Ricardo Campelo

Ricardo de Oliveira Campelo, 44 anos, é advogado e atleticano desde o parto. Tem uma família inteira apaixonada pelo Atlético. Considera o dia 23/12/2001 o mais feliz de sua vida. Foi colunista da Furacao.com entre 2001 e 2011.

 

 

Sentido: Sul

05/07/2005


Sentido: Sul

Desde que se cogitou tirar o jogo da Arena, não passou pela minha cabeça jogar em outro estádio que não o Beira-Rio. Londrina seria loucura, pois, no norte do Paraná, os – me perdoem o termo – pela-sacos de paulistas são muitos. Na verdade, qualquer estádio que se localize para cima de Curitiba não seria adequado por guardar mais identidade com os paulistas do que com o Atlético.

Para o Sul: este é o nosso sentido. No Sul desse Brasil é que temos que jogar, mesmo. Esse Sul que é sempre menosprezado pelos paulistas, que cansaram de alcunhar os times daqui de “violentos”. Sul que é sempre visto pelos paulistas como região que só tem chimarrão, bombachas ou caipiras. Vejo jogadores do São Paulo agora dizendo que o Atlético é um time “gringo”, que joga diferente dos brasileiros. Por trás destes falsos elogios, que só têm a intenção de esfriar o clima, está o preconceito em achar que futebol de brasileiro não pode ser baseado na raça, como é baseado hoje o Atlético e sempre o foram os times daqui do Sul.

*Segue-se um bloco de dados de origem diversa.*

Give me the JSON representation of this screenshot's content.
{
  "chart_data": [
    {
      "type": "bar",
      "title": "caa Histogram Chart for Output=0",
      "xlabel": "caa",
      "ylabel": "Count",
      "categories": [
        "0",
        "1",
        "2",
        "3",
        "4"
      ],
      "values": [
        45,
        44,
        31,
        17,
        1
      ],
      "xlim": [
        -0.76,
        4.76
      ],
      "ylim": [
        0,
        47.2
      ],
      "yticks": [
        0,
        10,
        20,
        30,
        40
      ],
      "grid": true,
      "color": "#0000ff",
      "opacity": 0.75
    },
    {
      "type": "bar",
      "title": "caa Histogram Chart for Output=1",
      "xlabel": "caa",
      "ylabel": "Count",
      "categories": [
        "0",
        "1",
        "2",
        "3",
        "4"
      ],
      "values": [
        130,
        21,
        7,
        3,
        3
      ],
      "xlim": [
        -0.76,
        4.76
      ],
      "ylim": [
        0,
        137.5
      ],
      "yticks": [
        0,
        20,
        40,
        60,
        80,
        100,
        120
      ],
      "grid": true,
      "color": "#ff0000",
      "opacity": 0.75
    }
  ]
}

Tenho certeza que o Atlético será muito bem recebido em Porto Alegre e que envergará o espírito do Sul contra os “donos da bola” paulistas.

Vale-tudo

O que mais me decepcionou na atitude do São Paulo não foi a esquivada que deu para não jogar na Arena, mas sim os motivos alegados. Seria muito mais digno ter culhões ao menos para assumir: “não queremos jogar na Arena, pois nela o Atlético se fortalece. Vamos aproveitar a brecha no regulamento, como muitos aproveitariam.” A desculpa do dirigente tricolor Marco Aurélio Cunha, utilizando o desrespeitoso termo “puxadinho”, é hilária. Primeiro, porque o espaço das tubulares seria destinado à torcida do Atlético, sem riscos aos torcedores são-paulinos. Segundo, será que o São Paulo, quando for enfrentar os times cariocas, pelo Brasileiro, na Petrobrás Arena, vai pedir a mudança do regulamento e a transferência do jogo, alegando falta de segurança?

Pra quem não lembra, Marco Aurélio Cunha foi médico do Coritiba em 1996. Naquele ano, o Atlético venceu os verdes na Baixada na base do grito da torcida e no gol de Oséas. Desde então, o agora dirigente tricolor já conhece a força da Baixada. Tanto que chegou a afirmar que concordaria em jogar a final da Libertadores no Couto Pereira – que também não cumpre as exigências regulamentares. Ou seja, desde que o Atlético estivesse fora da Arena, aí o regulamento poderia ser deixado de lado.

Valeu de tudo para tirar o jogo da Baixada. Menos assumir o real motivo.

Dogmatismo

Vendo são-paulinos, ou os cronistas paulistas, escondidos atrás do regulamento, ocorre-me o exemplo, lembrado por um amigo, freqüentemente usado em cursos de Direito: um guarda de uma estação ferroviária viu-se questionado ao proibir a entrada de um Domador de circo com seu urso acorrentado.

- Mas seu guarda, o aviso proíbe a entrada de animais domésticos, o que não é o caso do urso, que é, sabidamente, um animal selvagem.

Ainda não concluída a discussão, o guarda permite o acesso de um cego com seu cão guia pela coleira.

Acertou o guarda, em ambos os casos, pois respeitou o espírito da lei. Sapiência que faltou aos cartolas paulistas e paraguaios na definição do local da final. Permitiram a entrada do urso (Morumbi, que apesar de ter capacidade para 40 mil pessoas, não oferece segurança – River Plate que o diga), e vetaram a entrada do cão guia (Baixada, que ofereceria segurança e modernidade para 23 mil pessoas).

Aliás, se o dogmatismo imperasse no futebol, o Brasil não teria enfrentado a Suécia, em 1994, pela primeira fase da Copa do Mundo, no estádio Pontiac Silverdome, em Detroit, cujo gramado tinha dimensões (largura) menores do que as regulamentares. A diferença é que o Brasil não temia por uma vitória da Suécia.